Lets start the discussion with a simple problem : You toss two identical coins simultaneously 100 times. What is the expected number of times at-least one heads will come up ? Since the event that a head comes up is independent from a tail coming up, hence sum of their probabilities should equal 1, i.e. probability of a head coming up is exactly equals to a tail coming up (assuming a fair coin) and that is 1/2. Now since there are 4 possible ways two coins can land, i.e. {H, H} {H, T}, {T, H} and {T, T} and each possibility has equal probability of appearing. Thus 3 out 4 possibilities has at-least one heads. Hence it is expected that 75 out of 100 times tossing the two coins will give at-least one heads.

What if I now say that given one coin comes up tails, what is the expected number of times at-least one heads will come up ? With the new information that one coin is tails, we see that 2 out of 4 possibilities satisfies the criteria that at-least one heads comes up. Thus 50 out of 100 times tossing the two coins will give at-least one heads with one tails.

Given a murder scene, and the list of 5 possible suspects (3 males, 2 females), the chances that one of them actually committed the murder is 1/5, this is the prior belief for each suspect. But then the detective discovers long hair besides the corpse. This becomes an evidence that the killer was a female (assuming that the deceased was a male). So now what should be the beliefs about each suspect. The updated beliefs are 1/2 for each female suspect and 0 for the male suspects. Bayes rule helps us in updating the prior beliefs given a set of evidences. Expressing the Bayes’ Theorem :

Probability of event A given evidence B = (Probability or Likelihood of observing B given event A occurred * Probability of A)/(Probability of B)

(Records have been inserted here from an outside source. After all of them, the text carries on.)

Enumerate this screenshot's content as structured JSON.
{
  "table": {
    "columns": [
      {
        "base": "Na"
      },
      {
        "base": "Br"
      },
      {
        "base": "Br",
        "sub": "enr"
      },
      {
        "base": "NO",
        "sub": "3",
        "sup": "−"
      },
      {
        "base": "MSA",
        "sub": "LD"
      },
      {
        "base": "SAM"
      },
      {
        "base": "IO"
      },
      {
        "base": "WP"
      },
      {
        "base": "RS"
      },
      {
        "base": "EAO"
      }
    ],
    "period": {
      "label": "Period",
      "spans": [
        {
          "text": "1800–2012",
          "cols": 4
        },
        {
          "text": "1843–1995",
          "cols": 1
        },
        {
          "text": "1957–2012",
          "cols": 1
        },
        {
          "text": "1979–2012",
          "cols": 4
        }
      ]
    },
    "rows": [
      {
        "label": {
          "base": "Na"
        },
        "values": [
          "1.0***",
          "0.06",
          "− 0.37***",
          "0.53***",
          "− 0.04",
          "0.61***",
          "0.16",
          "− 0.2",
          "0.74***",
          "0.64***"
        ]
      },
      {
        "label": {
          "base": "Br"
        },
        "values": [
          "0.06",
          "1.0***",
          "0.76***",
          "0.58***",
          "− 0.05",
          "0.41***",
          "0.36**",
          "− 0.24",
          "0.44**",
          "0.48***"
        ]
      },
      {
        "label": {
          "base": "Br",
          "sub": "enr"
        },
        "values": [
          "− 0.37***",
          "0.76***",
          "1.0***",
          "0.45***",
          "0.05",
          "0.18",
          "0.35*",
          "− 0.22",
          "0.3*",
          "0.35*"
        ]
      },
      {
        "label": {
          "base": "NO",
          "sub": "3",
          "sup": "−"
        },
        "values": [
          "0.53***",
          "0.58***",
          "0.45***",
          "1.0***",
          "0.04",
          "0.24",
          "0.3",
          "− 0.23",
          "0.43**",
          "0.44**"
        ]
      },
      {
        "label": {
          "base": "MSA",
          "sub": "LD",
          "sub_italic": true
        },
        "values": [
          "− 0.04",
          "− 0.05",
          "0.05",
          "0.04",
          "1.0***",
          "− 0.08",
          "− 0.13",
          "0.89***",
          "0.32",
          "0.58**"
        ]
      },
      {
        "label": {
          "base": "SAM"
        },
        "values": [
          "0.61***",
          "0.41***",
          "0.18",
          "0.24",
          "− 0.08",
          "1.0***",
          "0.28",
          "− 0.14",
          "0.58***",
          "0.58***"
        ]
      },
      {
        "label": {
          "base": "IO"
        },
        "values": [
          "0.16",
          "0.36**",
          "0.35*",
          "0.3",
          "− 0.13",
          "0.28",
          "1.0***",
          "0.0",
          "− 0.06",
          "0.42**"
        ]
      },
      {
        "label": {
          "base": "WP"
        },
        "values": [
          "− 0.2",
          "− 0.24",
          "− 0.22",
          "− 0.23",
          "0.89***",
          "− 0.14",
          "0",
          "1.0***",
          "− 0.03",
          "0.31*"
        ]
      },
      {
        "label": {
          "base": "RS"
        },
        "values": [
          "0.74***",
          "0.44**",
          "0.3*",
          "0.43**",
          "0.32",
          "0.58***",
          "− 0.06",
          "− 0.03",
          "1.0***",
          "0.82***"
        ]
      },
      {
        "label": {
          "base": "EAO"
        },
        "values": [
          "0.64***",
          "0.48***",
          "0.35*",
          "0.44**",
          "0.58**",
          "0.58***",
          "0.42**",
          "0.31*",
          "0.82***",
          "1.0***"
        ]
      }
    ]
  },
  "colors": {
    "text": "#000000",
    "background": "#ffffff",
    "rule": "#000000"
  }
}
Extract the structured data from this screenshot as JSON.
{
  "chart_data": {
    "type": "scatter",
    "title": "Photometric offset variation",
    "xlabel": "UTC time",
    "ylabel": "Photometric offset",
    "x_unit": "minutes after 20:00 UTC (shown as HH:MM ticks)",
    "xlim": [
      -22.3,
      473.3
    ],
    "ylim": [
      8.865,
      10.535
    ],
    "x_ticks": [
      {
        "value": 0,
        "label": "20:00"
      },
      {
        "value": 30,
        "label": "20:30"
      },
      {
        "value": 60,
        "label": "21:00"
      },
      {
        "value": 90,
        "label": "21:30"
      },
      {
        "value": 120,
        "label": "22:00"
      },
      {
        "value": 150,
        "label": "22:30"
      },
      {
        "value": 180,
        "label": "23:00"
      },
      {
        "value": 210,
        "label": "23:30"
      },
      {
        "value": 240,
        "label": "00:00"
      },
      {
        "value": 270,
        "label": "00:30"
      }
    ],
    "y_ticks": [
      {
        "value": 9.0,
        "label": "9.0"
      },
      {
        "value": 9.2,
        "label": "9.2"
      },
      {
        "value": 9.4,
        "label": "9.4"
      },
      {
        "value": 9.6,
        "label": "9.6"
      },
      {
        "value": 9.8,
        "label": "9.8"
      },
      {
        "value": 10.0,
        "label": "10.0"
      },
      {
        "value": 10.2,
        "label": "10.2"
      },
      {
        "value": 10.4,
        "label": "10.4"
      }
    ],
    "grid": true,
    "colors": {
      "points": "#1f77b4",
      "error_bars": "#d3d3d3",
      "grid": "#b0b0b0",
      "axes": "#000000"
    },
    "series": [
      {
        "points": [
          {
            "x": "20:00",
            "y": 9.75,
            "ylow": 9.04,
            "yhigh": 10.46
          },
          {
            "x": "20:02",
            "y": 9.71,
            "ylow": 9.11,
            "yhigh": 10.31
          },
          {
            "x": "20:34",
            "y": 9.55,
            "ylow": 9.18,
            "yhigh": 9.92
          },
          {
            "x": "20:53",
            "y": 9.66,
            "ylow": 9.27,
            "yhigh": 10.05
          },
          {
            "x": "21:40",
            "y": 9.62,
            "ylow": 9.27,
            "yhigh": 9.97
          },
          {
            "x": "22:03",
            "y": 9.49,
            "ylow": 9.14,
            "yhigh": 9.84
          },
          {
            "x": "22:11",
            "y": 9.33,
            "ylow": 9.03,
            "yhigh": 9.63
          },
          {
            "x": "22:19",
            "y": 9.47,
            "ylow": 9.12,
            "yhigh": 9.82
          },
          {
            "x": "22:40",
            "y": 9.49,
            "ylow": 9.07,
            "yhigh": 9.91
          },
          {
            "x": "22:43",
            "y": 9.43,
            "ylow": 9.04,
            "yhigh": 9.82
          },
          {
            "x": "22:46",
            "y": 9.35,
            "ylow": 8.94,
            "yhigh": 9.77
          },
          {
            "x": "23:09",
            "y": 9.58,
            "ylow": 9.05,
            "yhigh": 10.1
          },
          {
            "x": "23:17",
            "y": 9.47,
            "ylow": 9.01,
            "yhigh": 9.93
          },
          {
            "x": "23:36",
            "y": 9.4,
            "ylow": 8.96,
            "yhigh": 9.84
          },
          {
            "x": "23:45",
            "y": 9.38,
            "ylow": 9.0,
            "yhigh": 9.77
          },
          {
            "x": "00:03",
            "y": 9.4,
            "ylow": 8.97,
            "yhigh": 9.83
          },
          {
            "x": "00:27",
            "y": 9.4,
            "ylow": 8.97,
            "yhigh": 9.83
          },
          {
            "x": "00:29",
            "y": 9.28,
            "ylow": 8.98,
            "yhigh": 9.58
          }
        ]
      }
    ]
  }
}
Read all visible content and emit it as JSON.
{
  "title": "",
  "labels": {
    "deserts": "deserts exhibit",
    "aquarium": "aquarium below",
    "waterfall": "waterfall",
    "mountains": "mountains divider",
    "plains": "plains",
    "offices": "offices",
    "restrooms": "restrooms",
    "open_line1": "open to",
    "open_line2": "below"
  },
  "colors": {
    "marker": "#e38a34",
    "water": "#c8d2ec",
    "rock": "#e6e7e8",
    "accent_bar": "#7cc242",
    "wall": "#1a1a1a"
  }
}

Coming to solving a machine learning problem with Bayes Theorem : Given a set of reviews on Amazon for a household product, which are labelled with “positive” and “negative” tags. Now for a new incoming review, what are the chances that the review is “negative”. Without any information about word distribution in the labelled reviews, if there are 75 positive and 25 negative reviews, then the probability of the incoming review being negative would be about 1/4. Now suppose our new review contains the word “broken” and it is reported that 60% of all the reviews, contains the word “broken” and 80% of the negative reviews contain the word “broken”, then what will be the updated probability of the new review being negative ? According to Bayes Theorem it would be 0.8*0.25/0.6 = 1/3.

We see that given the information about the word “broken” in the existing reviews and the new review, the chances of the new review being negative increases. This is the backbone of the Naive Bayes algorithm where instead of information about one word, we find all prior information about bag-of-words and then using Bayes’ Theorem we update the belief about the new event falling in one of the categories.